Prices on the West Coast are already flat on an inflation-adjusted basis. Phoenix might be the hottest real estate market in the country right now but it’s feeling a little lonely.
The economy is super hot right now but growing more slowly. It may have stopped growing by this time next year (recession start) in which case the question is what happens to Phoenix home prices in the next recession? A year from now are Phoenix house prices flat or falling? Or does the market surprise me like it has the last few years and remain surprisingly strong?
There is no recession imminent. Q4 at the very earliest. Employment is still growing at a decent clip in recent months, around 1%.
Interactive versions of these charts, here.

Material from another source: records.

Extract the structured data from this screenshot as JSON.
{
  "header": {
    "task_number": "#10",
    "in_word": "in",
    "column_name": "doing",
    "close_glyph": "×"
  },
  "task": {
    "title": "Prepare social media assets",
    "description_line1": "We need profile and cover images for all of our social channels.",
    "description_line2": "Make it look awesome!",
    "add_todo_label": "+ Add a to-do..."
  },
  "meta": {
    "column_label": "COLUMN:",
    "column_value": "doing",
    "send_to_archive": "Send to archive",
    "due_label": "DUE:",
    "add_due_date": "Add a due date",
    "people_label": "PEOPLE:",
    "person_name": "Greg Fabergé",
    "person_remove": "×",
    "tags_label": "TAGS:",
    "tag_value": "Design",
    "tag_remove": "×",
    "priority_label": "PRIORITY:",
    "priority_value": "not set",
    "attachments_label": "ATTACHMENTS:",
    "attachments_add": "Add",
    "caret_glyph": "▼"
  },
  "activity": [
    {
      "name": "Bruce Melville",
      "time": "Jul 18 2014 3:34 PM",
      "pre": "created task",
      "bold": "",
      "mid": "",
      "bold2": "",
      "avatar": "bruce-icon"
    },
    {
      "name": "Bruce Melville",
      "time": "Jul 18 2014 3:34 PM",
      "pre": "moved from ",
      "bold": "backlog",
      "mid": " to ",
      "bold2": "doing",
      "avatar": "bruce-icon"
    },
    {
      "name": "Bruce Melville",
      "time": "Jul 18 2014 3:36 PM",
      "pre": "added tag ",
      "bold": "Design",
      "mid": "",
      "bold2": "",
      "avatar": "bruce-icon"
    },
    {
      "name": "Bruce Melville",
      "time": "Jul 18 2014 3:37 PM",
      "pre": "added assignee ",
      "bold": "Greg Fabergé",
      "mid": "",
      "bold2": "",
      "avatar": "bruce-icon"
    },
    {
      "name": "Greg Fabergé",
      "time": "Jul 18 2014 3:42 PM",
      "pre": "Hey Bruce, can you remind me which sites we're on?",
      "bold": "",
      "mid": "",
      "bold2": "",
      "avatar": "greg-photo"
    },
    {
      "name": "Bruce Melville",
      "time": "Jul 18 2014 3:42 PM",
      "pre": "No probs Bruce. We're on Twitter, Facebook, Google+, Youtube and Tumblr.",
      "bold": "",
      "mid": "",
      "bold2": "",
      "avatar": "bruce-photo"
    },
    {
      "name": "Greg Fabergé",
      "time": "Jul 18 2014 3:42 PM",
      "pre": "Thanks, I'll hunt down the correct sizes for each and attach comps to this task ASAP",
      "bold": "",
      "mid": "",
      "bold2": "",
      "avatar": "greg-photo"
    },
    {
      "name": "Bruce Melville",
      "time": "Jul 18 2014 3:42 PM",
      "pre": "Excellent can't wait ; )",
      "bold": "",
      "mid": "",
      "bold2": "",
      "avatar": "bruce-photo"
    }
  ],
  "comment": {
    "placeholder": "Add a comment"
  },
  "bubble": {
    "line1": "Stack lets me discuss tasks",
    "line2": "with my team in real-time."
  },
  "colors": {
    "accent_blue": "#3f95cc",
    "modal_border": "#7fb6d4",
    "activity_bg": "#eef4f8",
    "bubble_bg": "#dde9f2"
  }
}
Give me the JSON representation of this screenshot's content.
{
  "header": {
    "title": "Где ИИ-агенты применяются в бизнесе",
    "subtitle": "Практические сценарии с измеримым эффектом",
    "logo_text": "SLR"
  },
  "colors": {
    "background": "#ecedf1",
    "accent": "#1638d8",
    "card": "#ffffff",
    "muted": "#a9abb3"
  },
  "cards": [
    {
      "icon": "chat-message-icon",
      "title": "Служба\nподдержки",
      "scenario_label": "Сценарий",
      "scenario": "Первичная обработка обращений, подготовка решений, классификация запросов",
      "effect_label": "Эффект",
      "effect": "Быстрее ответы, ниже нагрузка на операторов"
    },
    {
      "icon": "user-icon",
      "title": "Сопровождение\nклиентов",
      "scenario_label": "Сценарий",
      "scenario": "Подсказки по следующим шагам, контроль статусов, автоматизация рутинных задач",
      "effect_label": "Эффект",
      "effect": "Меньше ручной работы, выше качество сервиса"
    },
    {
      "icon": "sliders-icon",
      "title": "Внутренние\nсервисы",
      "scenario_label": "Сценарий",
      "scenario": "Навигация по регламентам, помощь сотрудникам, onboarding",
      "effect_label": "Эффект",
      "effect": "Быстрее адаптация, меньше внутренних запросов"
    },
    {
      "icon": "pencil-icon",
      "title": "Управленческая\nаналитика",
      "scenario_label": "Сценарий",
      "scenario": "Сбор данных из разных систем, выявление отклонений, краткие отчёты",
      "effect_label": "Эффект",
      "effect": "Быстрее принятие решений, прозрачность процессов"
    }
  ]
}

What are you seeing in your neighborhood? Let me know. Leave a comment.
4 Responses to Phoenix Housing Market & Forecast – July 2019
Everywhere in the valley I am seeing new construction. I thought that we were reaching a peak, but with the stock market back and mortgage rates going lower, it seems that this will go on for sometime. I don’t see anything negative happening until after the next election. I noticed on one of the graphs that months supply dropped to 1% during the previous bubble. I wonder with our current months supply in the low 2’s if the mania will return to Phoenix and we’ll see some bidding wars.
Return to mania! Yikes, I hadn’t considered that. San Francisco market was slowing down about 3 years ago but with the national economy taking off, SF real estate took off again (although, house prices are starting to fall a bit there recently). So I don’t expect mania at all… but something totally unexpected can always happen.
Thank you John for your posts. Very helpful data and insights. I have a question on the case-shiller home index price graph that you posted. Where do I go (website) to get more cities on the graph instead of just 20 cities?
It’s early March 2020 COVID-19 and stimulus with the Fed have driven the 10yr notes down to new yield lows tracking 30 yr fixed mortgages. Lenders are backlogged, turning away refi and new mortgage business because they can’t keep up. OpenDoor and Zillow are falling over each other buying homes faster than people can move out. Anthem homes are asking 190+ sq/ft even without a pool. Can prices just keep going to infinity and beyond? Should a 1600 sq/ft ranch cost 350+ to 400+K? Will OpenDoor just always soak up and hold all inventory indefinetly, maintaining a cornered market driving prices ever higher? Or is there some limit to wage and W-2 purchasing power? Is 200+ sq/ft just 2007 Nevada Stripper/House Flipper by day crazy pricing? Can you share some insight? Should I just move into an RV because rates will forever be below real net inflation and I’ll never be able to buy a home because there’s never a supply of desirable models at a fair price?